Las Vegas Review-Journal (Sunday)
Technology will keep voices of Holocaust survivors alive
DALLAS — Max Glauben was 17 and had already lost his mother, father and brother at the hands of the Nazis when U.S. troops rescued him while he was on a death march from one German camp to another.
The recollections of the Dallas resident who survived the Warsaw Ghetto and concentration camps are being preserved in a way that will allow generations to come to ask his image questions.
Glauben, who will turn 91 on Monday, is the latest Holocaust survivor recorded in such a way by the University of Southern California Shoah Foundation. The Los Angeles-based foundation has recorded 18 interactive testimonies with Holocaust survivors over the last several years, and executive director Stephen Smith said workers in a “race against time” as they try to add more, seeking a diversity of experiences and testimonies in a variety of languages.

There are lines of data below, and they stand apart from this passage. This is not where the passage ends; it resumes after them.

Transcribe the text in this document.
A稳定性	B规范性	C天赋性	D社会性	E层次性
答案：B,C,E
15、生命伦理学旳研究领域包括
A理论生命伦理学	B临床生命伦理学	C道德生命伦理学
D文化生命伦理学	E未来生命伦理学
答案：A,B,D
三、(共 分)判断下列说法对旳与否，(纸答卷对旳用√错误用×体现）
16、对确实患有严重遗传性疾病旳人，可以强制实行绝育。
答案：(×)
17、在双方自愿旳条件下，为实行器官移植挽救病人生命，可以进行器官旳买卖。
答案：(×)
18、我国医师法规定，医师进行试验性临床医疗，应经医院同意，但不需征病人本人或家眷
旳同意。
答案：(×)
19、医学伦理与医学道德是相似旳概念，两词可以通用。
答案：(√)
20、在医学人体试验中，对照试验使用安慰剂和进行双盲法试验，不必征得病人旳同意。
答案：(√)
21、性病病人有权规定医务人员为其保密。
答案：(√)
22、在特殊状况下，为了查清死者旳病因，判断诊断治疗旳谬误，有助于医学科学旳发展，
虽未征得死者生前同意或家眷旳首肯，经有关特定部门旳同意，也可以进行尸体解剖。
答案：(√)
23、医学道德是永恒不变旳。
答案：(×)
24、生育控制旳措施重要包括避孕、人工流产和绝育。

“I thought that my knowledge could cure the hatred and the bigotry and the killings in this world if somebody can listen to my story, my testimony, and be educated even after I’m gone,” Glauben said.

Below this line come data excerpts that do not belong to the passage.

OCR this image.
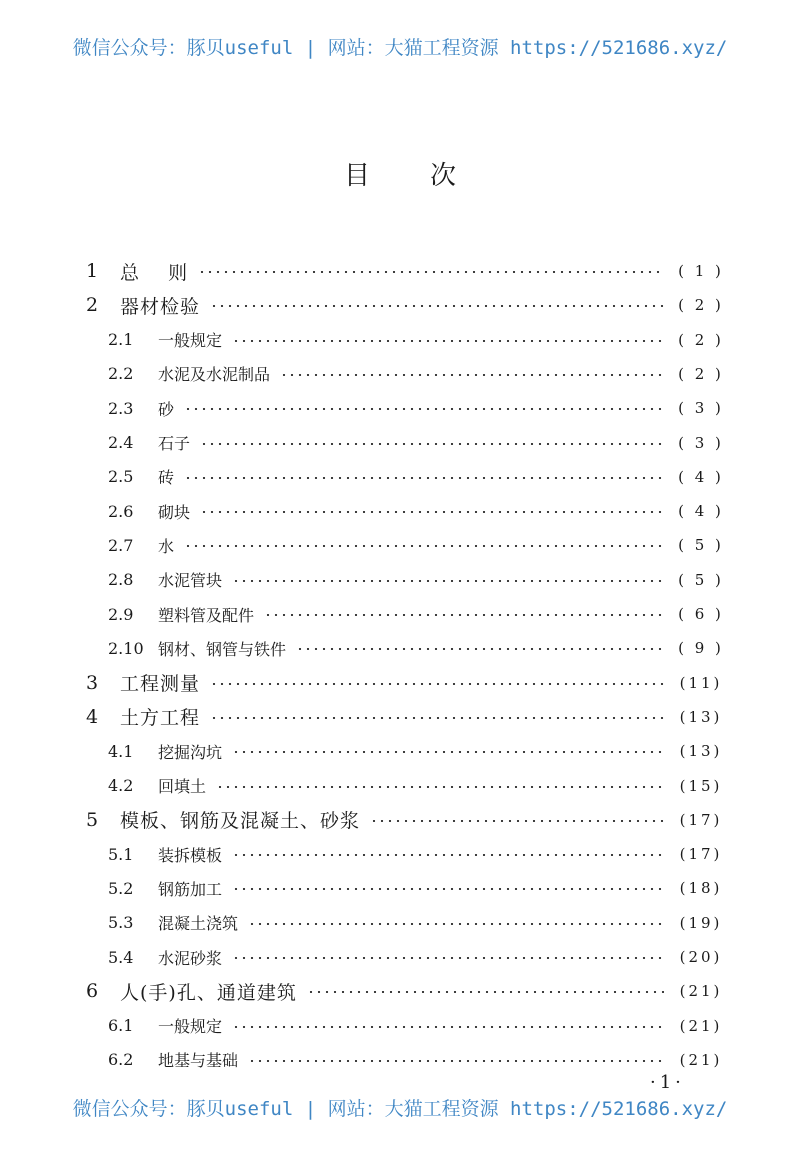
微信公众号：豚贝useful | 网站：大猫工程资源 https://521686.xyz/
目次
1 总    则	( 1 )
2 器材检验	( 2 )
2.1 一般规定	( 2 )
2.2 水泥及水泥制品	( 2 )
2.3 砂	( 3 )
2.4 石子	( 3 )
2.5 砖	( 4 )
2.6 砌块	( 4 )
2.7 水	( 5 )
2.8 水泥管块	( 5 )
2.9 塑料管及配件	( 6 )
2.10 钢材、钢管与铁件	( 9 )
3 工程测量	(11)
4 土方工程	(13)
4.1 挖掘沟坑	(13)
4.2 回填土	(15)
5 模板、钢筋及混凝土、砂浆	(17)
5.1 装拆模板	(17)
5.2 钢筋加工	(18)
5.3 混凝土浇筑	(19)
5.4 水泥砂浆	(20)
6 人(手)孔、通道建筑	(21)
6.1 一般规定	(21)
6.2 地基与基础	(21)
·1·
微信公众号：豚贝useful | 网站：大猫工程资源 https://521686.xyz/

Smith says that while the foundation created in 1994 by film director Steven Spielberg has about 55,000 audiovisual testimonies about genocides in dozens of languages — the majority from the Holocaust — the interactive technology stands out for allowing museumgoers to have a dialogue with survivors.
“It’s your questions that are being answered,” Smith said, adding that the replies, especially on weighty issues like forgiveness, can be especially poignant. “You actually see sometimes them struggling to know what to answer.”
So far, the foundation has Holocaust survivors speaking in English, Hebrew and Spanish, and the group hopes to get people speaking in even more languages.
“It’s so powerful when it’s in your mother tongue and you’re looking the person in the eye and you are hearing nuanced language coming back that’s your own language,” Smith said.